Greenlaw v. Smith,
869 P.2d 1024 (Wash. 1994)



Procedural:Petitioner father sought review of a judgment from the Court of Appeals (Washington), which reversed the trial court's order revising a decree of dissolution and granted petitioner residential placement of the child.

Facts: H and W were married in 1978. Their son, Alex, was born in 1978.The marriage dissolved in 1982 when the boy was 3.5 years old. W was granted custody. In 1985, W accepted a 3 year job assignment in Germany with the U.S. Army. W placed the boy in a German speaking boarding school from the ages of 7-10. During this time the boy only saw his mother irregularly on weekends and holidays. W and the boy returned to the U.S in 1988 and lived in California. From 1988 to 1990 the boy and the mother moved four times, the boy attended three different schools and in 1990 the mother began attending law school in San Jose. The boy spent that time living with the mother's former boyfriend in Berkeley. The boy only saw his mother on the weekends and during school vacation periods. "While in Tacoma visiting the father, the child began seeing a counselor who ultimately recommended that the boy live with the father. Based on the comments of the counselor the boy was in serious trouble as the mother had virtually abandoned the child. W denied allegations of abandonment and neglect. In 1991, H petitioned the Pierce County Court in Washington State to get custody. W responded by stating that California had jurisdiction. The court denied W's motion because Washington had significant contacts with the child and because an emergency existed. W appealed. Eventually the Court of Appeals reversed holding that Washington did not have subject matter jurisdiction. This appeal resulted.

Issue:Does a state continue to have jurisdiction to modify its own custody orders after the child and the custodial parent are residents of another state, but the noncustodial parent continues to reside in the state and the child continues to have some contact with the state?
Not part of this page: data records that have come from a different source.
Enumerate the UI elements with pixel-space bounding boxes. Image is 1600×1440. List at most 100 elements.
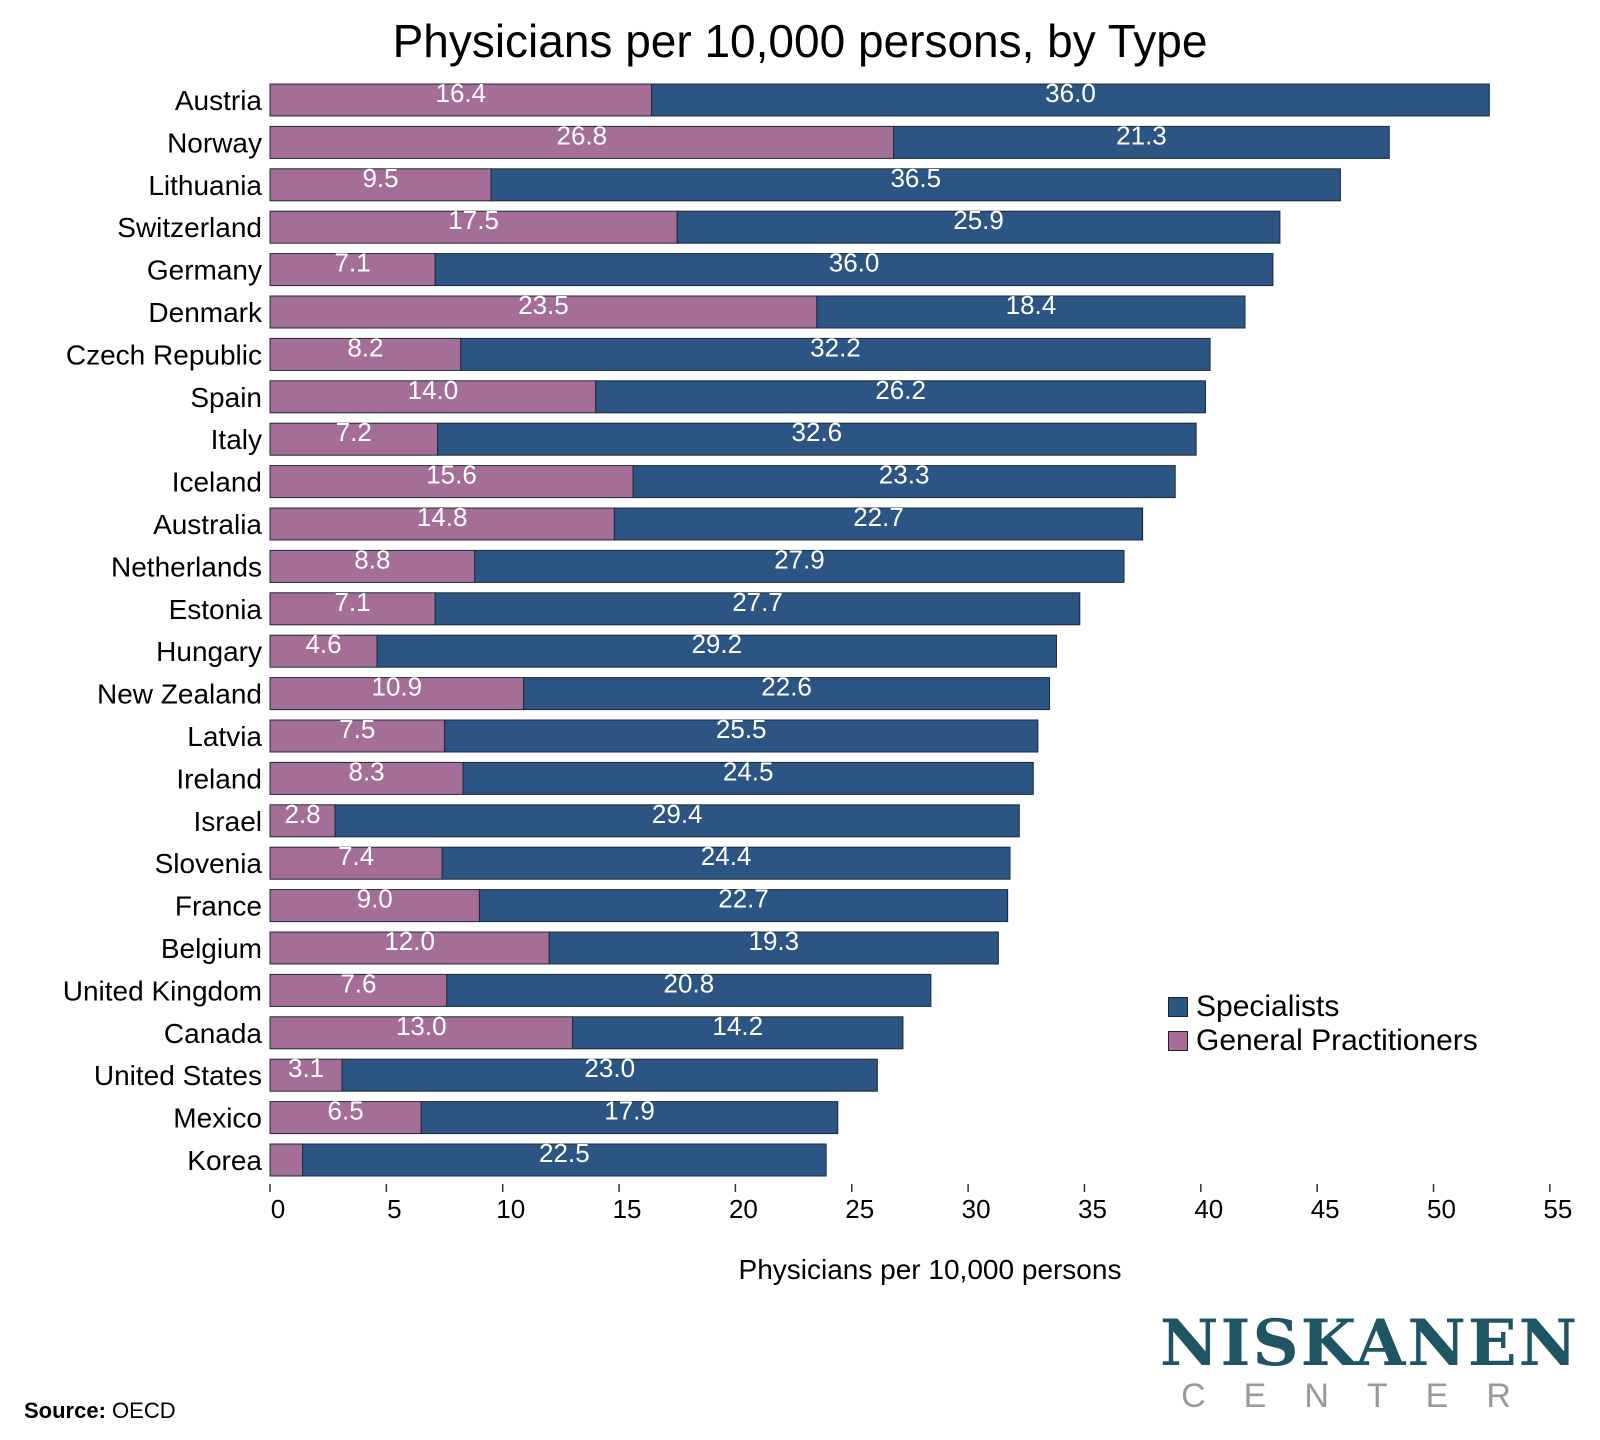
value-label-specialists-switzerland: 25.9: [953, 205, 1004, 235]
value-label-specialists-netherlands: 27.9: [774, 544, 825, 574]
category-label-france: France: [175, 891, 262, 922]
value-label-general-practitioners-austria: 16.4: [436, 78, 487, 108]
category-label-israel: Israel: [194, 806, 262, 837]
category-label-iceland: Iceland: [172, 467, 262, 498]
legend: Specialists General Practitioners: [1168, 990, 1478, 1058]
bar-specialists-belgium: [548, 931, 999, 965]
value-label-general-practitioners-belgium: 12.0: [384, 926, 435, 956]
value-label-specialists-united-states: 23.0: [584, 1053, 635, 1083]
bar-general-practitioners-denmark: [269, 295, 818, 329]
value-label-specialists-france: 22.7: [718, 884, 769, 914]
value-label-general-practitioners-italy: 7.2: [336, 417, 372, 447]
bar-specialists-korea: [302, 1143, 827, 1177]
value-label-general-practitioners-norway: 26.8: [557, 120, 608, 150]
value-label-general-practitioners-ireland: 8.3: [348, 756, 384, 786]
bar-specialists-france: [478, 889, 1009, 923]
x-tick-label-20: 20: [729, 1194, 758, 1224]
bar-specialists-switzerland: [676, 210, 1281, 244]
value-label-general-practitioners-australia: 14.8: [417, 502, 468, 532]
value-label-specialists-new-zealand: 22.6: [761, 672, 812, 702]
value-label-general-practitioners-lithuania: 9.5: [362, 163, 398, 193]
bar-specialists-norway: [893, 125, 1390, 159]
category-label-switzerland: Switzerland: [117, 212, 262, 243]
bar-specialists-canada: [572, 1016, 904, 1050]
category-label-estonia: Estonia: [169, 594, 263, 625]
value-label-specialists-korea: 22.5: [539, 1138, 590, 1168]
bar-specialists-austria: [651, 83, 1490, 117]
bar-general-practitioners-ireland: [269, 761, 464, 795]
value-label-specialists-mexico: 17.9: [604, 1096, 655, 1126]
value-label-specialists-united-kingdom: 20.8: [664, 968, 715, 998]
x-tick-label-5: 5: [387, 1194, 401, 1224]
category-label-new-zealand: New Zealand: [97, 679, 262, 710]
bar-specialists-denmark: [816, 295, 1246, 329]
bar-general-practitioners-estonia: [269, 592, 436, 626]
value-label-general-practitioners-latvia: 7.5: [339, 714, 375, 744]
category-label-denmark: Denmark: [148, 297, 263, 328]
bar-specialists-estonia: [434, 592, 1081, 626]
value-label-specialists-austria: 36.0: [1045, 78, 1096, 108]
value-label-general-practitioners-new-zealand: 10.9: [372, 672, 423, 702]
x-tick-label-15: 15: [613, 1194, 642, 1224]
category-label-austria: Austria: [175, 85, 263, 116]
value-label-general-practitioners-switzerland: 17.5: [448, 205, 499, 235]
legend-label-specialists: Specialists: [1196, 990, 1340, 1023]
value-label-specialists-spain: 26.2: [875, 375, 926, 405]
category-label-belgium: Belgium: [161, 933, 262, 964]
bar-general-practitioners-israel: [269, 804, 336, 838]
source-text: OECD: [112, 1398, 176, 1423]
category-label-latvia: Latvia: [187, 721, 262, 752]
value-label-general-practitioners-united-kingdom: 7.6: [340, 968, 376, 998]
value-label-specialists-canada: 14.2: [712, 1011, 763, 1041]
value-label-specialists-australia: 22.7: [853, 502, 904, 532]
bar-specialists-lithuania: [490, 168, 1341, 202]
x-tick-label-25: 25: [845, 1194, 874, 1224]
category-label-canada: Canada: [164, 1018, 263, 1049]
logo-main-text: NISKANEN: [1160, 1306, 1580, 1381]
value-label-specialists-belgium: 19.3: [748, 926, 799, 956]
value-label-specialists-lithuania: 36.5: [890, 163, 941, 193]
value-label-specialists-latvia: 25.5: [716, 714, 767, 744]
bar-specialists-united-states: [341, 1058, 878, 1092]
bar-specialists-iceland: [632, 465, 1176, 499]
value-label-general-practitioners-israel: 2.8: [284, 799, 320, 829]
value-label-general-practitioners-netherlands: 8.8: [354, 544, 390, 574]
category-label-australia: Australia: [153, 509, 262, 540]
category-label-norway: Norway: [167, 127, 262, 158]
category-label-germany: Germany: [147, 255, 262, 286]
bar-general-practitioners-czech-republic: [269, 337, 462, 371]
value-label-general-practitioners-estonia: 7.1: [335, 587, 371, 617]
value-label-specialists-italy: 32.6: [792, 417, 843, 447]
category-label-italy: Italy: [211, 424, 262, 455]
bar-general-practitioners-united-states: [269, 1058, 343, 1092]
value-label-specialists-denmark: 18.4: [1006, 290, 1057, 320]
bar-general-practitioners-italy: [269, 422, 439, 456]
value-label-specialists-ireland: 24.5: [723, 756, 774, 786]
value-label-specialists-slovenia: 24.4: [701, 841, 752, 871]
bar-general-practitioners-germany: [269, 253, 436, 287]
value-label-specialists-israel: 29.4: [652, 799, 703, 829]
logo-sub-text: CENTER: [1181, 1377, 1549, 1415]
bar-general-practitioners-belgium: [269, 931, 550, 965]
value-label-specialists-norway: 21.3: [1116, 120, 1167, 150]
bar-general-practitioners-slovenia: [269, 846, 443, 880]
x-axis-label: Physicians per 10,000 persons: [738, 1254, 1122, 1285]
value-label-general-practitioners-united-states: 3.1: [288, 1053, 324, 1083]
category-label-united-states: United States: [94, 1060, 262, 1091]
bar-specialists-netherlands: [474, 549, 1125, 583]
bar-general-practitioners-spain: [269, 380, 597, 414]
bar-general-practitioners-latvia: [269, 719, 446, 753]
value-label-general-practitioners-germany: 7.1: [335, 248, 371, 278]
x-tick-label-45: 45: [1311, 1194, 1340, 1224]
bar-general-practitioners-new-zealand: [269, 677, 525, 711]
bar-general-practitioners-netherlands: [269, 549, 476, 583]
category-label-united-kingdom: United Kingdom: [63, 975, 262, 1006]
source-note: Source: OECD: [24, 1398, 176, 1424]
value-label-general-practitioners-czech-republic: 8.2: [347, 332, 383, 362]
bar-specialists-slovenia: [441, 846, 1011, 880]
niskanen-logo: NISKANEN CENTER: [1160, 1306, 1580, 1416]
value-label-general-practitioners-iceland: 15.6: [426, 460, 477, 490]
category-label-spain: Spain: [190, 382, 262, 413]
bar-general-practitioners-korea: [269, 1143, 304, 1177]
chart-title: Physicians per 10,000 persons, by Type: [392, 15, 1208, 67]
Holding: Yes. Judgment reversed.
The Superior Court, Pierce County, D. Gary Steiner, J., determined that it had jurisdiction to hear case and changed residential placement of child. Mother appealed. The Court of Appeals,, reversed, and father petitioned for review. The Supreme Court, held that: (1) jurisdiction to modify custody decree continued with decree state so long as parent or other contestant continued to reside in decree state and child continued to have more than slight contact with decree state, including continued visitation with parent residing in decree state, and (2) trial court did not abuse discretion in denying mother's request that it decline to exercise jurisdiction on basis that California was more convenient forum.

Analysis:The trial court must make a distinction between jurisdiction to determine an initial custody order and to modify an existing order. Both the UCCJA and PKPA presume that the state that entered the order continues to have jurisdiction to modify its order unless it loses or declines jurisdiction. Based on this presumption and the policy reasons of preventing forum shopping and the instability of custody orders, the decree state should continue to have jurisdiction if one of the parents continues to live in the state and the child continues to have some connection with the state.